Les imageurs interventionnels, les cardiologues interventionnels et les échographistes portaient tous une jupe de plomb, un tablier et une protection au niveau de la thyroïde, ainsi qu'un dosimètre pour collecter les données de rayonnement.
Les cardiologues interventionnels se tenaient immédiatement à côté de la table de procédure et utilisaient un écran de plomb pour le haut du corps s’élevant jusqu’au plafond et un écran pour le bas du corps s'étendant de la table jusqu’au sol. L'échocardiographe se tenait à la tête du patient et utilisait un écran accessoire mobile élevé à une hauteur permettant à l'imageur d'étendre ses bras au-dessus de l'écran pour manipuler une sonde d'échocardiographie transœsophagienne tout du long.

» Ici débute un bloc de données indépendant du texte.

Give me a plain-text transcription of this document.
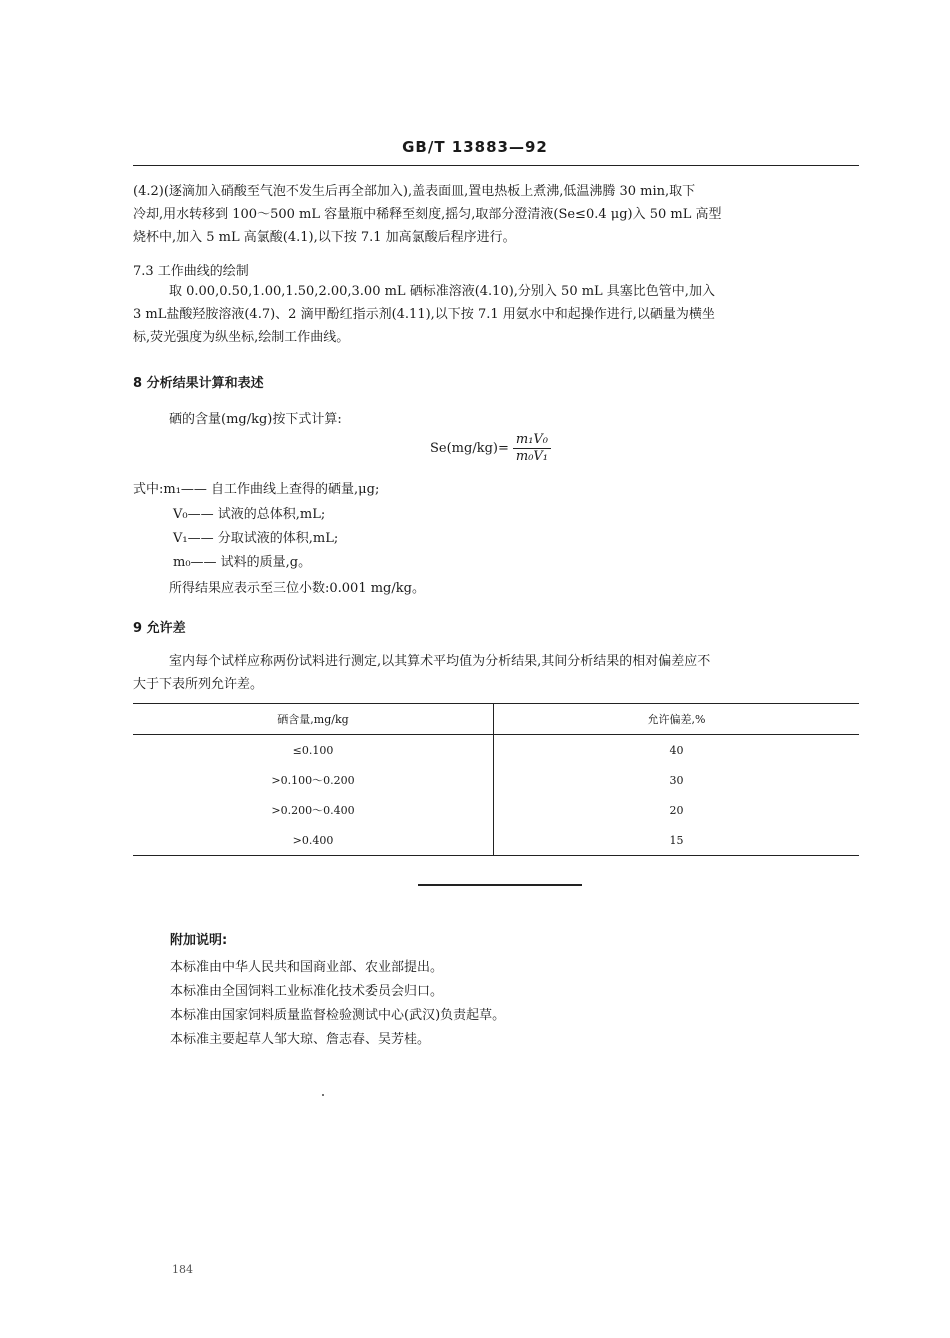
GB/T 13883—92
(4.2)(逐滴加入硝酸至气泡不发生后再全部加入),盖表面皿,置电热板上煮沸,低温沸腾 30 min,取下
冷却,用水转移到 100～500 mL 容量瓶中稀释至刻度,摇匀,取部分澄清液(Se≤0.4 μg)入 50 mL 高型
烧杯中,加入 5 mL 高氯酸(4.1),以下按 7.1 加高氯酸后程序进行。
7.3 工作曲线的绘制
取 0.00,0.50,1.00,1.50,2.00,3.00 mL 硒标准溶液(4.10),分别入 50 mL 具塞比色管中,加入
3 mL盐酸羟胺溶液(4.7)、2 滴甲酚红指示剂(4.11),以下按 7.1 用氨水中和起操作进行,以硒量为横坐
标,荧光强度为纵坐标,绘制工作曲线。
8 分析结果计算和表述
硒的含量(mg/kg)按下式计算:
$Se(mg/kg)= \frac{\text{m₁V₀}}{\text{m₀V₁}}$
式中:m₁—— 自工作曲线上查得的硒量,μg;
V₀—— 试液的总体积,mL;
V₁—— 分取试液的体积,mL;
m₀—— 试料的质量,g。
所得结果应表示至三位小数:0.001 mg/kg。
9 允许差
室内每个试样应称两份试料进行测定,以其算术平均值为分析结果,其间分析结果的相对偏差应不
大于下表所列允许差。
硒含量,mg/kg	允许偏差,%
≤0.100	40
>0.100～0.200	30
>0.200～0.400	20
>0.400	15
附加说明:
本标准由中华人民共和国商业部、农业部提出。
本标准由全国饲料工业标准化技术委员会归口。
本标准由国家饲料质量监督检验测试中心(武汉)负责起草。
本标准主要起草人邹大琼、詹志春、吴芳桂。
184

La durée médiane de la fluoroscopie était de 9,2 minutes pour le LAAO et de 20,9 minutes pour le TEER. Le kerma* aérien médian était de 164 mGy et 109 mGy, respectivement.
*Le kerma est une mesure de l'énergie cinétique transférée du rayonnement à la matière.
Les échocardiographistes interventionnels ont reçu une dose de rayonnement médiane par cas de 10,6 µSv, contre 2,1 µSv pour les cardiologues interventionnels. Le résultat était similaire pour le TEER (10,5 µSv contre 0,9 µSv) et le LAAO (10,6 contre 3,5 µSv ; P < 0,001 pour tous).
La probabilité que les échocardiographistes interventionnels reçoivent une dose de radiation supérieure à 20 µSv était 7,5 fois plus élevée que celle des cardiologues interventionnels (P < 0,001).
« Ce n'est pas l'association, mais plutôt son ampleur qui nous a surpris », a observé McNamara.
L'équipe a été agréablement surprise, dit-il, de constater que les échographistes, un « groupe très peu étudié », ont reçu des doses de rayonnement médianes nettement inférieures à celles des imageurs interventionnels pendant les procédures LAAO (0,2 µSV) et TEER (0,0 µSv ; P < 0,001 pour les deux).
Les distances moyennes de la source de rayonnement étaient de 26 cm (10,2 pouces) pour l'échocardiographe, de 36 cm (14,2 pouces) pour le cardiologue interventionnel et de 250 cm (8,2 pieds) pour l’échographiste.
« Ces personnes [les échographistes] étaient beaucoup plus éloignées que les médecins qui effectuaient ces interventions et c'est ce qui pourrait expliquer leurs taux très bas. C’est un élément qui peut nous servir à affiner nos techniques d'atténuation vis-à-vis des médecins et de tous les autres membres du laboratoire de cathétérisme présents dans la pièce », a déclaré le Dr McNamara.
De nouveaux systèmes plus protecteurs
Le Dr Sunil Rao, le tout nouveau président de la Society of Cardiovascular Angiography and Interventions (SCAI), a déclaré : « C'est une étude vraiment importante parce qu'elle élargit les risques professionnels potentiels au-delà de ce que nous considérons traditionnellement comme tels pour l'équipe qui effectue les procédures interventionnelles... nous devons reconnaître que les procédures que nous effectuons dans le laboratoire de cathétérisme ont changé ».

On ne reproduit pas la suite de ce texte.